If the conflict in Ireland is to end once and for all, so too must the illegal British claim to sovereignty over the Six Counties. That has been made clear in light of the violent events of recent days. That the so called peace process failed to openly address this central core issue of conflict is the reason for its failure now. Attempts to cocoon the problem in a puppet British Assembly arguing along sectarian lines are doomed to failure. From the outset of this process the British government have moved to defend their illegal sovereign claim to Irelands territory. This was evident when they made it an absolute pre-condition that the entry fee into negotiations was the acceptance of a partitionist outcome. Once republican leaders acquiesced to this British demand the republican project within that process was doomed. As it limped from crisis to crisis its British and unionist credentials began to assert themselves. What also emerged was the clear fact that rather than accept their abject defeat in negotiations with the British, republican leaders dug deeper into the morass whilst making outlandish and unsustainable claims about achieving Irish unity by certain dates to keep supporters on board. It was a classic British trap.

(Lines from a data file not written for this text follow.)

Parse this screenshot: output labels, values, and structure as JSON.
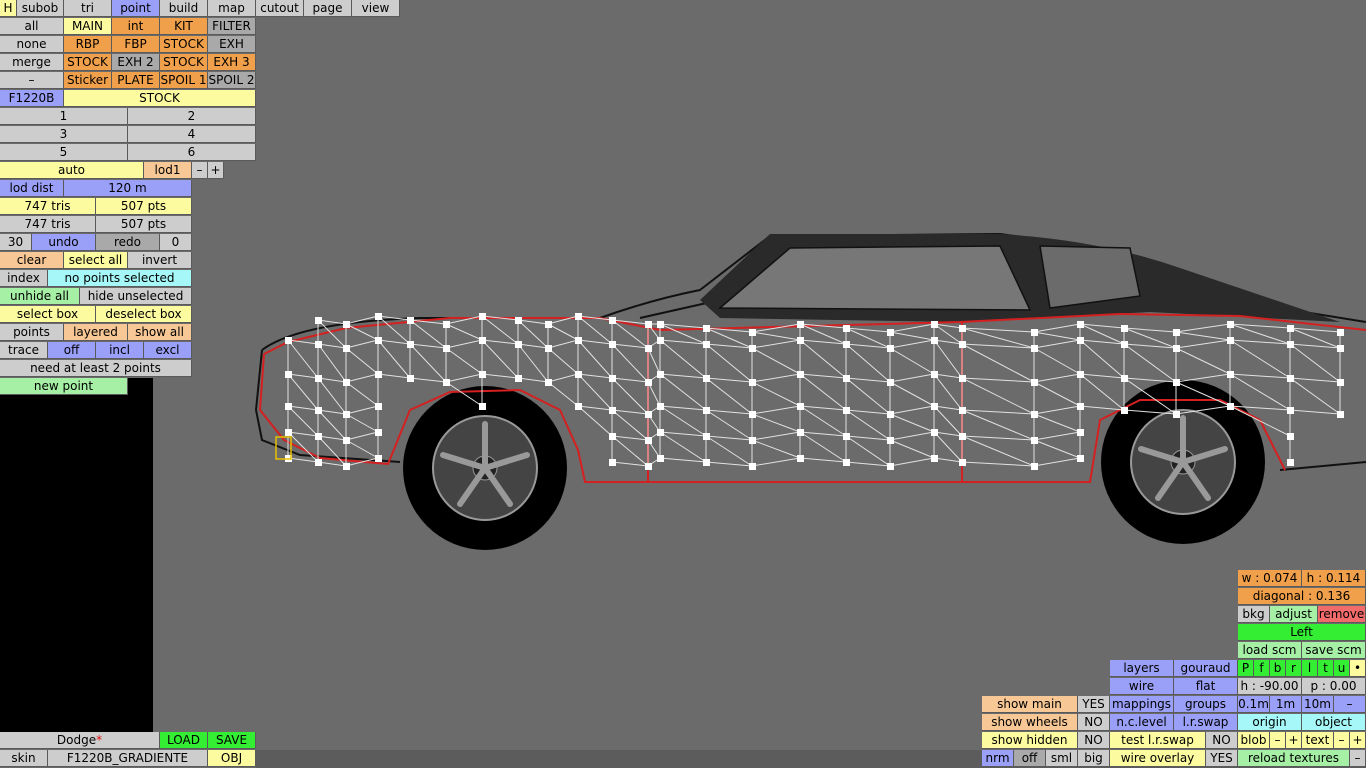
{
  "toolbar": {
    "h": "H",
    "subob": "subob",
    "tri": "tri",
    "point": "point",
    "build": "build",
    "map": "map",
    "cutout": "cutout",
    "page": "page",
    "view": "view"
  },
  "parts": {
    "row1": [
      "all",
      "MAIN",
      "int",
      "KIT",
      "FILTER"
    ],
    "row2": [
      "none",
      "RBP",
      "FBP",
      "STOCK",
      "EXH"
    ],
    "row3": [
      "merge",
      "STOCK",
      "EXH 2",
      "STOCK",
      "EXH 3"
    ],
    "row4": [
      "–",
      "Sticker",
      "PLATE",
      "SPOIL 1",
      "SPOIL 2"
    ]
  },
  "model": {
    "code": "F1220B",
    "variant": "STOCK"
  },
  "lod_slots": [
    "1",
    "2",
    "3",
    "4",
    "5",
    "6"
  ],
  "lod": {
    "auto": "auto",
    "level": "lod1",
    "minus": "–",
    "plus": "+",
    "dist_label": "lod dist",
    "dist_value": "120 m"
  },
  "stats": {
    "tris1": "747 tris",
    "pts1": "507 pts",
    "tris2": "747 tris",
    "pts2": "507 pts"
  },
  "history": {
    "count": "30",
    "undo": "undo",
    "redo": "redo",
    "redo_count": "0"
  },
  "selection": {
    "clear": "clear",
    "select_all": "select all",
    "invert": "invert",
    "index": "index",
    "status": "no points selected",
    "unhide_all": "unhide all",
    "hide_unselected": "hide unselected",
    "select_box": "select box",
    "deselect_box": "deselect box",
    "points": "points",
    "layered": "layered",
    "show_all": "show all",
    "trace": "trace",
    "off": "off",
    "incl": "incl",
    "excl": "excl",
    "need_points": "need at least 2 points",
    "new_point": "new point"
  },
  "file": {
    "name": "Dodge",
    "modified": "*",
    "load": "LOAD",
    "save": "SAVE",
    "skin": "skin",
    "skin_name": "F1220B_GRADIENTE",
    "obj": "OBJ"
  },
  "visibility": {
    "show_main": "show main",
    "show_main_val": "YES",
    "show_wheels": "show wheels",
    "show_wheels_val": "NO",
    "show_hidden": "show hidden",
    "show_hidden_val": "NO",
    "nrm": "nrm",
    "off": "off",
    "sml": "sml",
    "big": "big"
  },
  "render": {
    "layers": "layers",
    "gouraud": "gouraud",
    "wire": "wire",
    "flat": "flat",
    "mappings": "mappings",
    "groups": "groups",
    "nc_level": "n.c.level",
    "lr_swap": "l.r.swap",
    "test_lr_swap": "test l.r.swap",
    "test_lr_swap_val": "NO",
    "wire_overlay": "wire overlay",
    "wire_overlay_val": "YES"
  },
  "background": {
    "w": "w : 0.074",
    "h": "h : 0.114",
    "diagonal": "diagonal : 0.136",
    "bkg": "bkg",
    "adjust": "adjust",
    "remove": "remove",
    "view": "Left",
    "load_scm": "load scm",
    "save_scm": "save scm",
    "flags": [
      "P",
      "f",
      "b",
      "r",
      "l",
      "t",
      "u",
      "•"
    ],
    "heading": "h : -90.00",
    "pitch": "p : 0.00",
    "step1": "0.1m",
    "step2": "1m",
    "step3": "10m",
    "step_minus": "–",
    "origin": "origin",
    "object": "object",
    "blob": "blob",
    "blob_minus": "–",
    "blob_plus": "+",
    "text": "text",
    "text_minus": "–",
    "text_plus": "+",
    "reload": "reload textures",
    "reload_minus": "–"
  },
  "colors": {
    "wire": "#e8e8e8",
    "outline": "#d42020",
    "vertex": "#ffffff",
    "roof": "#222222"
  }
}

This British strategy has now reached its pinnacle with a Provisional Sinn Fein leader standing at Stormont, under the British flag, as a minister of the British crown, calling IRA Volunteers ‘traitors’ for continuing to resist British occupation.

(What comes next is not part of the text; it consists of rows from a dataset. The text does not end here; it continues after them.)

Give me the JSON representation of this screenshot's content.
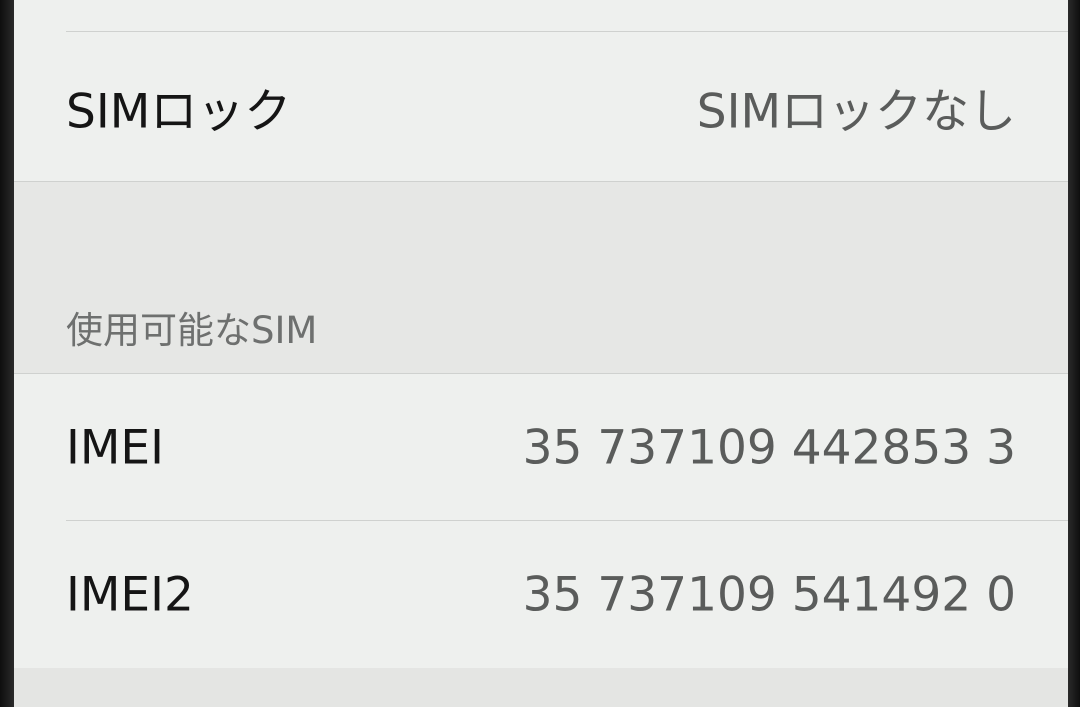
{
  "sim_lock": {
    "label": "SIMロック",
    "value": "SIMロックなし"
  },
  "available_sim": {
    "header": "使用可能なSIM"
  },
  "imei": {
    "label": "IMEI",
    "value": "35 737109 442853 3"
  },
  "imei2": {
    "label": "IMEI2",
    "value": "35 737109 541492 0"
  }
}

We note the ritual chorus of condemnation emanating from Leinster House. Far from reflecting a unity of purpose it represents a bankruptcy of will from that institution to pursue the objective of a Sovereign Irish Republic. From its inception Leinster House abandoned the Irish people in the Six Counties. It abandoned them further under the terms of the Good Friday Agreement. It evolved a politics which made it a slave to vested interests. It is economically on its knees because of financial and political corruption at the highest level. It has selectively spurned its own referenda results because it lacked the courage to represent those results to the political elite in Europe. It is no position to lecture to anyone on any matter of substance.

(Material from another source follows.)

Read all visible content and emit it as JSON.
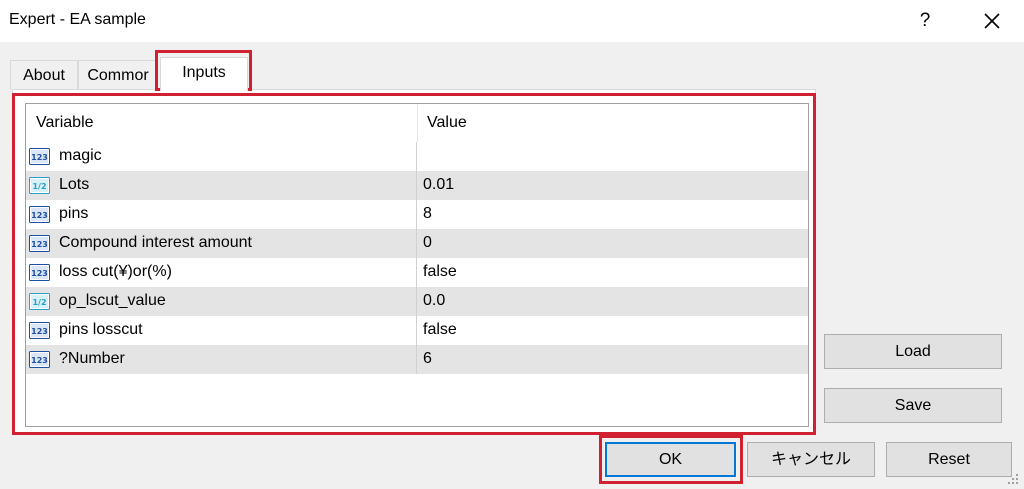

From its inception the 32 County Sovereignty Movement has endeavored to place the issue of Irish National Sovereignty at the heart of the political process via peaceful methods. We sought to raise our concerns by pursuing our case at the United Nations only to have that peaceful route disbarred to us when London and Dublin petitioned Washington to have our organization declared illegal in the US. We petitioned all the main parties with detailed submissions but were met with silence. We sought peace. We seek peace, but we recognise clearly that this can only be achieved if true parity is brought to a negotiations process. Britain’s claim to have ‘no selfish, strategic or economic reasons’ to remain in Ireland is laid bare when one sees its use of Irish soil to train and dispatch British soldiers to kill in foreign wars. The British are not neutral in Ireland, no more than they are in Afghanistan or Iraq. To allow them to claim this, which the Good Friday Agreement does, represents a massive abdication of duty and responsibility by all those supposed nationalists who support it. The recent loss of life as a result of military action is yet another tragedy in the continuing conflict in Ireland. What is required to resolve it is an end to British Parliamentary activity in Ireland so that the people of the island can come to their own democratic arrangements as to how we govern ourselves.